Cependant, la concrétisation technique d’une monnaie sahélienne souveraine exige de lever d’importants défis macroéconomiques et financiers. Le premier enjeu réside dans la constitution et la valorisation de réserves d’actifs stratégiques. Les pays de l’AES disposent de gisements d’or, d’uranium et de minerais rares parmi les plus riches du continent. La thésaurisation d’une partie de la production d’or auprès des caisses de la future institution d’émission souveraine vise à offrir une garantie tangible et universellement reconnue à la nouvelle devise. Le second défi réside dans la crédibilité de la monnaie sur les marchés internationaux et régionaux. Pour prémunir les populations contre le risque d’une dévaluation subite ou d’une hyperinflation importée qui éroderait le pouvoir d’achat des ménages, la future banque centrale devra faire preuve d’une discipline budgétaire irréprochable et garantir la convertibilité de la monnaie pour les transactions commerciales essentielles avec les pays voisins.
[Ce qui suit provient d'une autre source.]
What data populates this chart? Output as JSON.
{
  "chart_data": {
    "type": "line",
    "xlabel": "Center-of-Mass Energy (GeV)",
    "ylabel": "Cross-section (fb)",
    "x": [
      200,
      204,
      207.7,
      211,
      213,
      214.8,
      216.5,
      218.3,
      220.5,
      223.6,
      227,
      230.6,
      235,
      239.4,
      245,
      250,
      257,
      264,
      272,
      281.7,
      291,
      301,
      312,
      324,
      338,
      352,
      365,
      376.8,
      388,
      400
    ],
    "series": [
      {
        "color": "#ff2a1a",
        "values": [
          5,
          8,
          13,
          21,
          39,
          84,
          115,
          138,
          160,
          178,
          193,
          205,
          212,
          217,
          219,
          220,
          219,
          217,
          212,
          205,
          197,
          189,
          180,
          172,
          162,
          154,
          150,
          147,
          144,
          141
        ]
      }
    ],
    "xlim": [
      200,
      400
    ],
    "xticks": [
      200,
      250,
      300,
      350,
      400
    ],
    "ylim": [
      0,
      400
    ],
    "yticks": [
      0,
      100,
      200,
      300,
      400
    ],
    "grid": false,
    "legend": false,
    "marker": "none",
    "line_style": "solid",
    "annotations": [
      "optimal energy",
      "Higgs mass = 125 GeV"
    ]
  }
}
Pendant ce temps, que reste-t-il véritablement du Franc CFA ? Les réformes juridiques majeures engagées au cours des dernières années ont permis d’acter le retrait des représentants français des organes de décision et de gestion de la BCEAO, ainsi que la fin de l’obligation de dépôt de la moitié des réserves de change auprès du Trésor français. Néanmoins, le débat autour du maintien de la parité fixe avec l’Euro continue de diviser économistes, décideurs politiques et acteurs du secteur privé. Les défenseurs de la parité soulignent qu’elle apporte une stabilité des prix appréciable, protège les économies contre l’inflation galopante et offre un cadre sécurisant pour les investisseurs internationaux. À l’opposé, les détracteurs estiment que cette rigidité monétaire bride la compétitivité des produits agricoles et industriels locaux à l’exportation, tout en imposant des politiques de crédit trop restrictives pour le tissu des petites et moyennes entreprises locales.

En analysant la dynamique sous-régionale, trois scénarios majeurs se dessinent pour l’avenir monétaire de l’Afrique de l’Ouest à l’horizon des prochaines années. Le premier scénario est celui d’une régionalisation segmentée à deux vitesses, où une zone UEMOA restructurée ferait évoluer son ancrage vers un Éco flexible adossé à un panier de devises, tandis que l’AES consoliderait sa propre unité monétaire garantie par ses ressources minières. Le deuxième scénario repose sur une accélération de la numérisation des paiements, avec l’émergence coordonnée de Monnaies Numériques de Banque Centrale (MNBC) permettant d’assurer la fluidité des paiements transfrontaliers sans imposer une parité rigide unique. Enfin, le troisième scénario verrait une modernisation accrue du cadre opérationnel de la BCEAO, maintenant une stabilité d’ensemble tout en intégrant des mécanismes d’émission monétaire plus souples pour soutenir les grandes transitions industrielles du continent.